2.700 m2 supplémentaires
Seule objectif pour l’heure : rester compétitif, coûte que coûte. LDC poursuit donc son plan d’investissement « conséquent ». Car les clients – GMS en tête - exigent dans le même temps des produits à poids fixe, « pour faire des promotions » en magasins. Pour cette demande, un atelier élaboré a déjà nécessité « de la place pour peser, expédier et remodeler (dinde) ». 2.700 m2 de bâtiments supplémentaires (frigorifiés) vont être réalisés, en essayant de maitriser au maximum les charges de fonctionnement (isolation, récupérateur d’énergies calorifiques…). Une autre tranche de travaux en 2012-13 pour 8 millions d’€ servira sur la partie poulet, notamment pour améliorer les conditions de travail et prétraiter les eaux usés. Un stockage d’animaux vif est aussi en prévision, rue du Paradis. « Cela ne s’invente pas », riait le maire, Anthony Vadot. Au total, LDC a investit 33 M€ pour moderniser ses huit sites régionaux.
1.200 références contre 50 pour les concurrents
En face, ses concurrents belges et allemands de LDC ont dès le départ adopté un autre positionnement sur les marchés. Les Allemands font jusqu’à 2,2 millions de poulets/semaine (contre 400.000 pour LDC) dans des gammes très courtes à destination des hard discount, « en arrosant depuis l’Allemagne ». Les belges font du produit brut jusqu’aux élaborés. En revanche, « ici, on a 1.200 références produits. Eux, ils en ont 50, tout en ligne et à bas prix », comparait Christian Ragaigne.

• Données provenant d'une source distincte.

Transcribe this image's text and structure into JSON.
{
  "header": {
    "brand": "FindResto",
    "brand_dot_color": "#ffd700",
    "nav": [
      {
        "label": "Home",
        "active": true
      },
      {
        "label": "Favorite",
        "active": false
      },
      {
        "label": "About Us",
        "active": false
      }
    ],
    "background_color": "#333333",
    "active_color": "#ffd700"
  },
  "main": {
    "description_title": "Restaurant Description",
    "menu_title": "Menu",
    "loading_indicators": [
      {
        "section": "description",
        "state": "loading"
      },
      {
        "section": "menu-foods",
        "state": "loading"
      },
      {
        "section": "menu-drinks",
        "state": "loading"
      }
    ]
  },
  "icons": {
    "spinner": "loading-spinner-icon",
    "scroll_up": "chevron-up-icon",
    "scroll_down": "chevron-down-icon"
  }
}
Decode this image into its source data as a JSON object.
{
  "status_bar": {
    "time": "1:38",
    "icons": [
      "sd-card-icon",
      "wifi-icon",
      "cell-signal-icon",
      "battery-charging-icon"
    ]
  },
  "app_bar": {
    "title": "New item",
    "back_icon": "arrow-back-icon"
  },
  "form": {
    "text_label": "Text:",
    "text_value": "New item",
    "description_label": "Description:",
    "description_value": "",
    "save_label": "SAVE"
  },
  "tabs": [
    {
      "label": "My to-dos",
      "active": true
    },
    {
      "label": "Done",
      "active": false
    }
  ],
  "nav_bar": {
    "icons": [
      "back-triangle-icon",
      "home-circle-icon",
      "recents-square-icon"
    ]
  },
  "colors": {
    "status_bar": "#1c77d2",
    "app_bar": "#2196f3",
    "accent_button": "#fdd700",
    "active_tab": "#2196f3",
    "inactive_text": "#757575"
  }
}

La pression est donc forte sur les marchés. Et pour cause. Ils sont porteurs et promis à de bels avenirs. LDC constate que ces marchés viandes blanches « décollent ». Les américains en consomment 50 kg/an, contre 23 kg en France. Même si cette année, la météo vient contredire ces prévisions. Avec un début d’été peu ensoleillé, « on a pris 150 t de retard », concède le directeur, impactant du coup les mises en places suivantes.
Besoin de 75 bâtiments
C’est aussi du côté élevage que se joue l’avenir de cet industriel. Les 700 éleveurs, intégrés dans la région, font vivre 1.800 salariés au final dans huit établissements, majoritairement en Saône-et-Loire (600 CDI à Branges et 150 saisonniers). Avec la hausse des prix des matières premières rentrant dans l’alimentation des volailles, la situation est jugé « préoccupante » par LDC, depuis 2011. « On essaye de remonter les prix mais c’est une véritable épreuve de force - très dure - avec les GMS », concède le directeur du pôle Sud-Est. Les coûts de revient de la dinde tendent eux à rejoindre ceux du poulet. Il faut désormais 2,2 kg d’aliments pour faire 1 kg de viande de dinde.

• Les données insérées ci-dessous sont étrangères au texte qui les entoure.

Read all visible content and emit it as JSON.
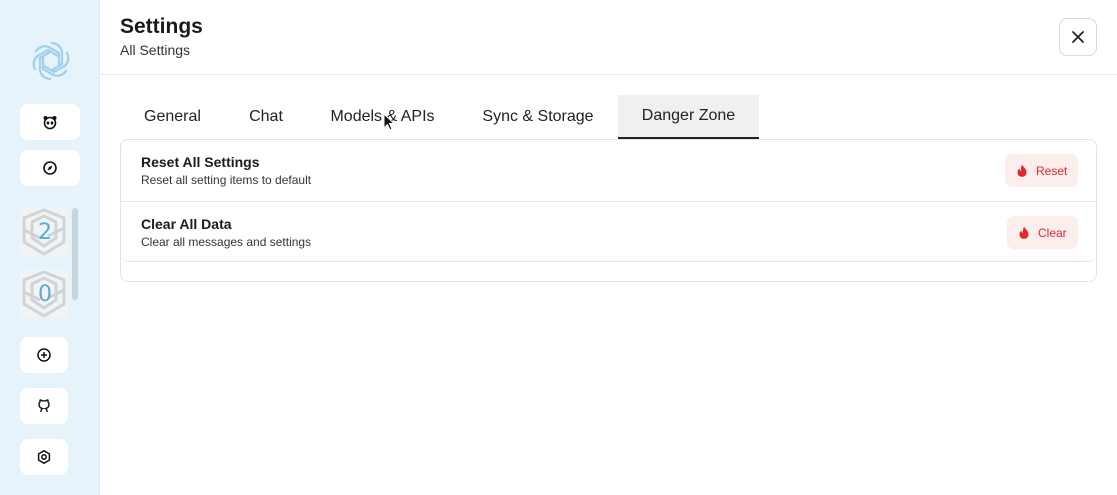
{
  "sidebar": {
    "logo": "openai-logo-icon",
    "buttons": [
      {
        "icon": "panda-icon"
      },
      {
        "icon": "compass-icon"
      }
    ],
    "sessions": [
      {
        "count": "2"
      },
      {
        "count": "0"
      }
    ],
    "bottom_buttons": [
      {
        "icon": "add-circle-icon"
      },
      {
        "icon": "github-icon"
      },
      {
        "icon": "settings-icon"
      }
    ]
  },
  "header": {
    "title": "Settings",
    "subtitle": "All Settings",
    "close_icon": "close-icon"
  },
  "tabs": [
    {
      "label": "General",
      "active": false
    },
    {
      "label": "Chat",
      "active": false
    },
    {
      "label": "Models & APIs",
      "active": false
    },
    {
      "label": "Sync & Storage",
      "active": false
    },
    {
      "label": "Danger Zone",
      "active": true
    }
  ],
  "danger": {
    "items": [
      {
        "title": "Reset All Settings",
        "description": "Reset all setting items to default",
        "button_label": "Reset",
        "button_icon": "fire-icon"
      },
      {
        "title": "Clear All Data",
        "description": "Clear all messages and settings",
        "button_label": "Clear",
        "button_icon": "fire-icon"
      }
    ]
  },
  "colors": {
    "sidebar_bg": "#e6f3fa",
    "danger_text": "#e0282e",
    "danger_bg": "#fdeeee",
    "accent_number": "#5aa9d6"
  }
}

L’optimisation de la chaine industrielle - et donc de valeur - est donc capitale. « On a encore besoin de 75 bâtiments volailles. Seuls trois projets ont abouti dans le département ». Un bilan amer pour Christian Ragaigne et les éleveurs. « Ici, il faut se battre contre des "comités de soutien". On a besoin de votre caution morale », réclamait-il à Pascal Mailhos, qui le lui assurait en guise d’en revoir.

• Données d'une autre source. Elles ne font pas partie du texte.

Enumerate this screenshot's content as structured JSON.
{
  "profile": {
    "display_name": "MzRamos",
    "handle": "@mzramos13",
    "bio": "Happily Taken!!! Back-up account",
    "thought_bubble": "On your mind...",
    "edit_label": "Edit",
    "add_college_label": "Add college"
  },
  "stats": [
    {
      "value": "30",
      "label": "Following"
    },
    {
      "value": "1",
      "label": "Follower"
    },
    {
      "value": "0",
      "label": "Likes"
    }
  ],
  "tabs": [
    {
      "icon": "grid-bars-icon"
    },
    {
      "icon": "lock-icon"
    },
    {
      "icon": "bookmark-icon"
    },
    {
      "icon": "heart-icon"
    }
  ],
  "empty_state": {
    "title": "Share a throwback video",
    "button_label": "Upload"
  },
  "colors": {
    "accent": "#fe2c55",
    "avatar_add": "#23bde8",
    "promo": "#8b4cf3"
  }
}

De la "gniole" pour les baguer !
Installé depuis 25 ans à Sornay en volailles de Bresse AOC, Philippe Buatois est autonome avec 20 ha de céréales (maïs, blé, triticales et soja), le reste (45ha) étant livré à la coopérative. A côté, il dispose de 15 ha de parcours. Sa crainte : les nuisibles.
« Le triticale est très riche en acides aminés et en protéines, augmentant la valeur de la ration. Avec, les variétés de maïs à petits grains ronds sont plus riches que le maïs blanc se faisait à l’origine ». Philippe Buatois ne perdait pas de temps en expliquant sa passion dès le parking au préfet de Région. Ayant abandonné, l’élevage bovin pour se spécialisé dans la volailles de Bresse, il fait désormais 17.200 mises en place par an et tourne à une moyenne de production brute de 16.000, selon les pertes. Il présentait ses 1.100 poussins. Une bande ensuite emmenée en deux bâtiments. Ces derniers sont modulaires et faciles à monter et déplacer. Faisant découvrir à Pascal Mailhos sa salle d’épinette thermorégulée - et avec brumisateur pour l’hygrométrie -, cette ancienne stabulation lui permet de répondre - « même en juillet » - à la demande des restaurateurs qui préfèrent la poularde, à la viande plus gouteuse. Pour l’abattage et la découpe, il livre à Mirial et au Chapon bressan (LDC). Sa seule vente directe sont les déclassées (9%) des volaillers, qu’il vend alors aux voisins et connaissances. « Ça grogne parfois parmi ceux qui font de la vente directe car ils sont alors moins chers », reconnaît-il.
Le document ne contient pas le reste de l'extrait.